Mars est marron, noisette, avec des points verts – XVI
Ces gens ne sont pas des pions, mais de vrais gens, avec un prénom. Il y a Rosa, mais elle préfère qu’on l’appelle Rose.
Rose habite sur le même palier que Fernando, dans la tour dite des Portugais, dans cette ancienne banlieue industrielle, de moins en moins banlieue – elle est devenue un centre –, de moins en moins industrielle, les usines sont allées plus loin – parfois très loin –, et les bobos affluent, compliquant la vie de ceux qui sont toujours prolo mais n’ont plus de boulot dans cette ville qui a un métro. Métro, boulot, bobo.

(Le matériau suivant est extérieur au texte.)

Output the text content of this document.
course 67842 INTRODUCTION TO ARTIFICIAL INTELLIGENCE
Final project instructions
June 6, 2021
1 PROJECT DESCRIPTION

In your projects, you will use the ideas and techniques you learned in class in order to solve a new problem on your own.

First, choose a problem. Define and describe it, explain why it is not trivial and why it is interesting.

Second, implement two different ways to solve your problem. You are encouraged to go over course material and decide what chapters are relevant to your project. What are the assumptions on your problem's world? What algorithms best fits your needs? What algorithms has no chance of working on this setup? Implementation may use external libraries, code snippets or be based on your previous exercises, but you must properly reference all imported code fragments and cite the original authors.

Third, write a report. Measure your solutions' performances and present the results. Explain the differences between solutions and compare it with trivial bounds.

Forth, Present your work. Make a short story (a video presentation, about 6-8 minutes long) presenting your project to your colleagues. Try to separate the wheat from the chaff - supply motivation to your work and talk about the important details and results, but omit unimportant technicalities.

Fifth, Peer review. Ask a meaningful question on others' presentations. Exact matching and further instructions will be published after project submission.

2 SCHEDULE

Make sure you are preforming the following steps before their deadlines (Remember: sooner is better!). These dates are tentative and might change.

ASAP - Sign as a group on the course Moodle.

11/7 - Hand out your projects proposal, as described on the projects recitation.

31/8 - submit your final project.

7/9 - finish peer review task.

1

Rose pourrait être sa mère, mais Fernando la considère comme sa soeur. Elle est arrivée avant lui dans la tour, avec ses parents, en provenance d’Andalousie, non loin de la frontière portugaise ; Rose et Fernando se comprennent, s’entendent comme frère et soeur, ce qui est souvent le cas chez les vrais gens qui partagent une frontière.

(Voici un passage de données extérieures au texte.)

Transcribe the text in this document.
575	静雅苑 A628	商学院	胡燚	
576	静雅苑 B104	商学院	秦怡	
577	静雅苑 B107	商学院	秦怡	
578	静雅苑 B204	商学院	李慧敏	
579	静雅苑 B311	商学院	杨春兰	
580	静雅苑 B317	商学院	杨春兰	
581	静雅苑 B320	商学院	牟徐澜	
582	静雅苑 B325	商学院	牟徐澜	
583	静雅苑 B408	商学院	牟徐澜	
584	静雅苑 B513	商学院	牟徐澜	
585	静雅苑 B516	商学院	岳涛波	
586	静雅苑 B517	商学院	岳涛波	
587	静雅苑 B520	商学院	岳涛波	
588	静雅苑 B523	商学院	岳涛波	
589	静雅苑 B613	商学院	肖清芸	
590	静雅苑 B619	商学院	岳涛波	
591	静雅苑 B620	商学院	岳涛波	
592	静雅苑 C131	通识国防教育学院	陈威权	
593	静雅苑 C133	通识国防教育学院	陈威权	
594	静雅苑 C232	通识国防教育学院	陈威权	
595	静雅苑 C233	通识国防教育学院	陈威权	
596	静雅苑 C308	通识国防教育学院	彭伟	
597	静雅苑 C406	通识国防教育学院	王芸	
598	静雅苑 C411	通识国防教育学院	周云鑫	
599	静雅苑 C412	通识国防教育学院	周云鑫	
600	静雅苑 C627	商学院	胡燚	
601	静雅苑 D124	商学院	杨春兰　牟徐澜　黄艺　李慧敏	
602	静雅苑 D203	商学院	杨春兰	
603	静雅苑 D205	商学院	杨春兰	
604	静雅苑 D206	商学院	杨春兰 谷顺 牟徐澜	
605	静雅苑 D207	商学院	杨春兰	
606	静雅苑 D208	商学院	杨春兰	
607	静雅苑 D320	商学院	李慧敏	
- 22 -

Rosa, qui préfère qu’on l’appelle Rose, est devenue fleuriste. Lorsque le patron du magasin qui l’employait a dû fermer boutique, Rose n’a pas voulu aller travailler dans l’une des enseignes oranges qui encombrent la place du marché de l’ancienne banlieue industrielle – avant l’orange, il y avait une usine sur la place du marché, c’était gris, mais plus lumineux, et plu gai. Rosa aimait entendre la sirène de l’usine et guetter la sortie de son amoureux ; le fleuriste donnait aussi sur la place du marché, mais de l’autre côté, en face de l’usine ; de son comptoir elle voyait la grande porte d’où sortait Roger, son amoureux.

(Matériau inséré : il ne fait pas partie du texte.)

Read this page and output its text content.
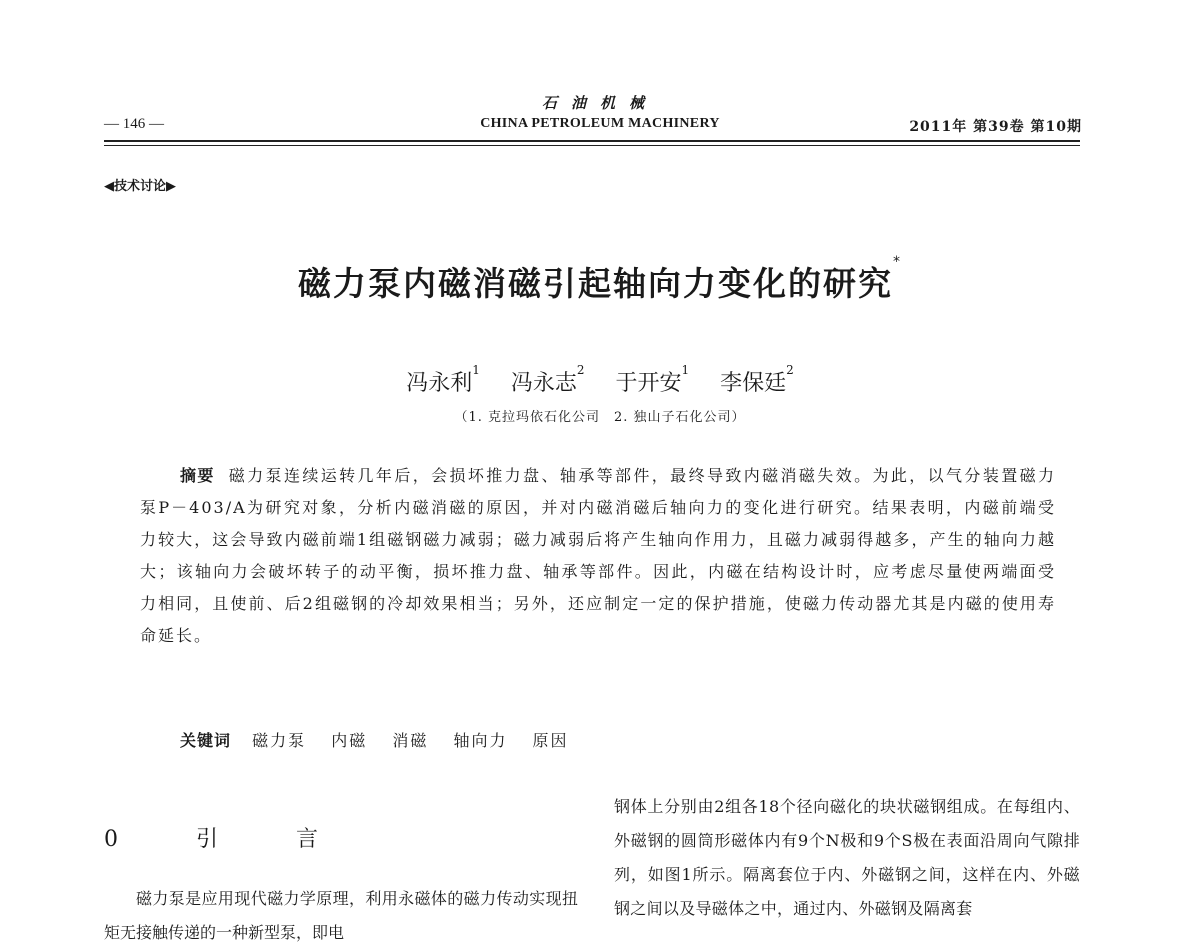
石油机械
CHINA PETROLEUM MACHINERY
— 146 —	2011年 第39卷 第10期
◀技术讨论▶
磁力泵内磁消磁引起轴向力变化的研究*
冯永利$^1$ 冯永志$^2$ 于开安$^1$ 李保廷$^2$
（1. 克拉玛依石化公司　2. 独山子石化公司）
摘要 磁力泵连续运转几年后，会损坏推力盘、轴承等部件，最终导致内磁消磁失效。为此，以气分装置磁力泵P－403/A为研究对象，分析内磁消磁的原因，并对内磁消磁后轴向力的变化进行研究。结果表明，内磁前端受力较大，这会导致内磁前端1组磁钢磁力减弱；磁力减弱后将产生轴向作用力，且磁力减弱得越多，产生的轴向力越大；该轴向力会破坏转子的动平衡，损坏推力盘、轴承等部件。因此，内磁在结构设计时，应考虑尽量使两端面受力相同，且使前、后2组磁钢的冷却效果相当；另外，还应制定一定的保护措施，使磁力传动器尤其是内磁的使用寿命延长。
关键词 磁力泵 内磁 消磁 轴向力 原因
0　引　言

磁力泵是应用现代磁力学原理，利用永磁体的磁力传动实现扭矩无接触传递的一种新型泵，即电

钢体上分别由2组各18个径向磁化的块状磁钢组成。在每组内、外磁钢的圆筒形磁体内有9个N极和9个S极在表面沿周向气隙排列，如图1所示。隔离套位于内、外磁钢之间，这样在内、外磁钢之间以及导磁体之中，通过内、外磁钢及隔离套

Rose ne voulait pas de l’orange, alors elle est devenue maman de jour, ça égayait son quotidien. Elle n’avait pas eu d’enfant, Roger n’en voulait pas, sauf qu’un beau jour il était parti Roger, avec une jeunette qui lui avait fait trois gosses, à Roger, l’amoureux qui n’en voulait pas. Des fois Rose disait que c’était mal foutu la vie, mais ça lui passait assez vite. Pourtant elle s’étiolait une peu, Rose, car la commune lui avait dit qu’elle était maintenant trop vieille pour être maman de jour ; quand elle avait demandé si elle pourrait être grand-maman de jour, on ne lui avait même pas répondu.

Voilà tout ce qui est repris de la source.